Schwäbische Zeitung (Sigmaringen)
Knochen erzählen vom schweren Leben
Auf dem Campus Galli erläutern zwei Anthropologinnen Gebeinfunde
MESSKIRCH (chw/sz) - Die Anthropologinnen Isabelle Jasch und Antje Langer sind am Wochenende, 7. und 8. Juli, vor Ort im Campus Galli und erläutern anhand echter menschlicher Knochen aus den Sammlungen der Universität Tübingen und des Landesamtes für Denkmalpflege das Leben und Leiden im Mittelalter. Die Veranstaltungen beginnen am Samstag um 10 Uhr und enden am Sonntag um 18 Uhr. Hinweise auf Lepra, Vitaminmangel und Kampfverletzungen sind bei den Spuren an den Knochen keine Seltenheit.
Seit gut fünf Jahren gibt es nun bereits das Projekt „Campus Galli“bei Meßkirch. Handwerker bauen hier mit mittelalterlichen Materialien und Methoden an einem Kloster, wie es vor 1200 Jahren entstanden sein könnte. Häufig hören die „Klosterbauer“von den Besuchern ein erstauntes „Ist das aber mühsam!“. Egal ob auf den Wiesen Heu gemacht oder in den Beeten des Gemüsegartens Unkraut gejätet wird, egal ob Mörtel angemischt oder Balken mit der Axt behauen werden, es ist in der Tat mühsam, es ist anstrengend, und Wind und Wetter machen die Sache nicht einfacher.

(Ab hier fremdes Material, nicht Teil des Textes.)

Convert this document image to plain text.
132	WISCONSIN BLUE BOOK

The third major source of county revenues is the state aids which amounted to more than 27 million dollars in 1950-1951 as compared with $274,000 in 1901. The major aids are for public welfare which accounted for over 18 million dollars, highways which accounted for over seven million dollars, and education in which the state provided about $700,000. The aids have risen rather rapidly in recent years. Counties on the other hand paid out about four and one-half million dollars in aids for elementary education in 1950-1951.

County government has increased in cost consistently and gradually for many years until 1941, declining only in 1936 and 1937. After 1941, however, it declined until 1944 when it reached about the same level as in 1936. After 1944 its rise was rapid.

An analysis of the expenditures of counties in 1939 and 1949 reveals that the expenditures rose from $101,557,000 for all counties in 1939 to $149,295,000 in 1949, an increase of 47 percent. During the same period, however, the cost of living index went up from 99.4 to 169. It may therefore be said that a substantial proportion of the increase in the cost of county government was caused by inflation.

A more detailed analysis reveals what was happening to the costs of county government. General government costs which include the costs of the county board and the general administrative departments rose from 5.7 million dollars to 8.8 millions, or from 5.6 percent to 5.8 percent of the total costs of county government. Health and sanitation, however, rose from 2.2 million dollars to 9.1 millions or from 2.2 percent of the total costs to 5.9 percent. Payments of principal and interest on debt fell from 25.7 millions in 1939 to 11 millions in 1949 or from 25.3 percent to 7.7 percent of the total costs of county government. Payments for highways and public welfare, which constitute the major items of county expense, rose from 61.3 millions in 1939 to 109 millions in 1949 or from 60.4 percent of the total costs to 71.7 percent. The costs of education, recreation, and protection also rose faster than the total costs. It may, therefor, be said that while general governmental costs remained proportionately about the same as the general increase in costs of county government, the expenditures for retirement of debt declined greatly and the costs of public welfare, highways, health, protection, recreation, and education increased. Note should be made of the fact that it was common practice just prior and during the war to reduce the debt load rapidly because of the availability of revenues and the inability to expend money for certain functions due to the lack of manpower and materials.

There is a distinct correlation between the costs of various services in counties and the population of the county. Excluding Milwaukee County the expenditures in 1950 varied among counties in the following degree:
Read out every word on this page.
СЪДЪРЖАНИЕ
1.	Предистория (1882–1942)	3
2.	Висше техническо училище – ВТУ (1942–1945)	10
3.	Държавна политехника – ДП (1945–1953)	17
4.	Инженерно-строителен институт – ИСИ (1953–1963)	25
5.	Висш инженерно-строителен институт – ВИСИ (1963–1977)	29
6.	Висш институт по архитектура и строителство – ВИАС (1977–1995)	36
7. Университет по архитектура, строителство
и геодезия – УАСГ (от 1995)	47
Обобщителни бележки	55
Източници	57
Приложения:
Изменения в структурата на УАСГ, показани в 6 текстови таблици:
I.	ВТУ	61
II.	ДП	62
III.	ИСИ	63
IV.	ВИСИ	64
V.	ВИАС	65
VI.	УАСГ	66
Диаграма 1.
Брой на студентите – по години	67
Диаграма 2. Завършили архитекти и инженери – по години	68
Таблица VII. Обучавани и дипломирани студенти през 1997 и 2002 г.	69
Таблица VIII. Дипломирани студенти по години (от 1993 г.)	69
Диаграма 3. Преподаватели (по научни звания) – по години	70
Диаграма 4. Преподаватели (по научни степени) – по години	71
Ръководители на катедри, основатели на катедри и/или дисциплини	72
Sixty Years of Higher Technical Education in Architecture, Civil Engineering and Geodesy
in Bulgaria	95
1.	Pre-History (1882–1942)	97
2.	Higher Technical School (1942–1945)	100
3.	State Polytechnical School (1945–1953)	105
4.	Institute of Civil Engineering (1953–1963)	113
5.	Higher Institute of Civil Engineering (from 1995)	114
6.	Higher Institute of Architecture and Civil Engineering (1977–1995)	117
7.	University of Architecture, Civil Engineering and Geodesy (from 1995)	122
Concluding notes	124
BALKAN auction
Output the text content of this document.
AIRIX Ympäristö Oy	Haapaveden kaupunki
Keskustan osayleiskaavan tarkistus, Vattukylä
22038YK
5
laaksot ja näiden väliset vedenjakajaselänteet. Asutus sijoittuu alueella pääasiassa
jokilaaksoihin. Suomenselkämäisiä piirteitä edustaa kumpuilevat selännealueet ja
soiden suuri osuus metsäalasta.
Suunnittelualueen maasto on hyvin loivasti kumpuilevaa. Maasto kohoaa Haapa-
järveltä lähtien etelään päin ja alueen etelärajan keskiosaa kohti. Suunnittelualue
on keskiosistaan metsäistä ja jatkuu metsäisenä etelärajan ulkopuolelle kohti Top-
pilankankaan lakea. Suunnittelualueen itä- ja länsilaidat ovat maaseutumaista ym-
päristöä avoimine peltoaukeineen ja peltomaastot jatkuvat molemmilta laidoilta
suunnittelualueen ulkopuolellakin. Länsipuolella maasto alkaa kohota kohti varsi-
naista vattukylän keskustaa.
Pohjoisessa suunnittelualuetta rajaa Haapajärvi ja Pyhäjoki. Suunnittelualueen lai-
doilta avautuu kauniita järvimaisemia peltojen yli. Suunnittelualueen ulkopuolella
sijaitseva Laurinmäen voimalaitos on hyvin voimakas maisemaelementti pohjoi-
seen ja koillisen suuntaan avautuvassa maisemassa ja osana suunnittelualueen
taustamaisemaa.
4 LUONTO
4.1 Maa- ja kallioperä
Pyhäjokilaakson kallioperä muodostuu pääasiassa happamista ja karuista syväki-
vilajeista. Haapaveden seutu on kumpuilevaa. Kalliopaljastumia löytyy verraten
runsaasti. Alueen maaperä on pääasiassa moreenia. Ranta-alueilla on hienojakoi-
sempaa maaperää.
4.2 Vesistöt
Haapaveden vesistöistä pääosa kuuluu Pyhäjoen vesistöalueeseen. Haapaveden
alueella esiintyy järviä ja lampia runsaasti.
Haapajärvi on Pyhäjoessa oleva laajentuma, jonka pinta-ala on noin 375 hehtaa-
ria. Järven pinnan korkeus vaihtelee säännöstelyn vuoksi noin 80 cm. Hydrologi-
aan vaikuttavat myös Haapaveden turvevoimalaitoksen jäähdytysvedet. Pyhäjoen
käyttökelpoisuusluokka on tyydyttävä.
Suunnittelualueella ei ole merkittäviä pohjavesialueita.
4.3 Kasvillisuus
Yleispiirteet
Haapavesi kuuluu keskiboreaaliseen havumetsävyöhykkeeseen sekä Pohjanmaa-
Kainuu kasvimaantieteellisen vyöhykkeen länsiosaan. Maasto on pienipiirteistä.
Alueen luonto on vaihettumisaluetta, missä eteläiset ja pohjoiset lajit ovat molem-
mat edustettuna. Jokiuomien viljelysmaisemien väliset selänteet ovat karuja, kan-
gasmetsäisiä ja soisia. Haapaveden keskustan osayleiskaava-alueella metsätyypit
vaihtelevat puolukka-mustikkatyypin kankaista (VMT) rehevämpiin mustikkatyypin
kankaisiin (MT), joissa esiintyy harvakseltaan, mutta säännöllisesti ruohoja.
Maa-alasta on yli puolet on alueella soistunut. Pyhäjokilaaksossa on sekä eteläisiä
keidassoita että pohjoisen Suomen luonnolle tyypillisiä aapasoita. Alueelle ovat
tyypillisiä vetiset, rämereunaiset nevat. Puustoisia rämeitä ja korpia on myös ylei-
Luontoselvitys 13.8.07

Den echten Menschen des Mittelalters machten darüber hinaus einseitige und oft mangelnde Ernährung, eine schlechte medizinische Versorgung und Kriege zu schaffen. Verschiedene Arten von Getreidebrei und Grütze waren im Mittelalter in fast allen Schichten die Grundnahrungsmittel. Brot war im 10. Jahrhundert selbst in wohlhabenden Klöstern ein nicht alltägliches Nahrungsmittel.
Filmische Darstellungen von großen Gelagen im Rittersaal geben kein realistisches Bild des Alltagslebens und besonders die einfachen Leute mussten in der Regel mit sehr eintöniger Kost vorliebnehmen. Gewürze mussten importiert werden und waren daher sehr teuer. Fleisch gab es vor allem zu Schlachtzeiten im Herbst und an Festtagen. Fische konnten in der Region in Flüssen und Seen gefangen werden.
Eine sehr rückständige Medizin und durchweg mangelnde Hygiene sorgten besonders im frühen Mittelalter für die schnelle Verbreitung von Krankheiten. Die Behandlung war oftmals eine Mischung aus Aberglauben, Brauchtum und Kräutergaben. Wirksame Arzneimittel gab es kaum und vor allem Infektionen zum Beispiel bei offenen Wunden führten oft zum Tod. Krankheiten wurden oftmals als Strafe Gottes und als Ungleichgewicht der Körpersäfte angesehen. Schwitzen und Aderlass waren die gängigsten Behandlungsmethoden. Um Kranke kümmerten sich vor allem geistliche Einrichtungen wie Klöster.
Bei den immer wieder stattfindenden gewalttätigen Auseinandersetzungen ging es äußerst brutal zu. Der edle Ritter des Mittelalters ist ein Mythos und besonders das einfache Volk wurde rücksichtslos behandelt. Größere Kampfwunden führten fast mit Sicherheit zum Tod.
Leicht war es sicher nicht, das Leben im Mittelalter, auch wenn so manch romantisches Historiendrama seit dem 19. Jahrhunder vom Gegenteil überzeugen will. Anhand von Knochenfunden aus mittelalterlichen Fundstellen können Wissenschaftler sehr konkrete Aussagen über Lebenserwartung, Krankheiten und Verletzungen treffen. „Näher kann man den Menschen des Mittelalters kaum sein“, sagt Hannes Napierala, Geschäftsführer vom Campus Galli.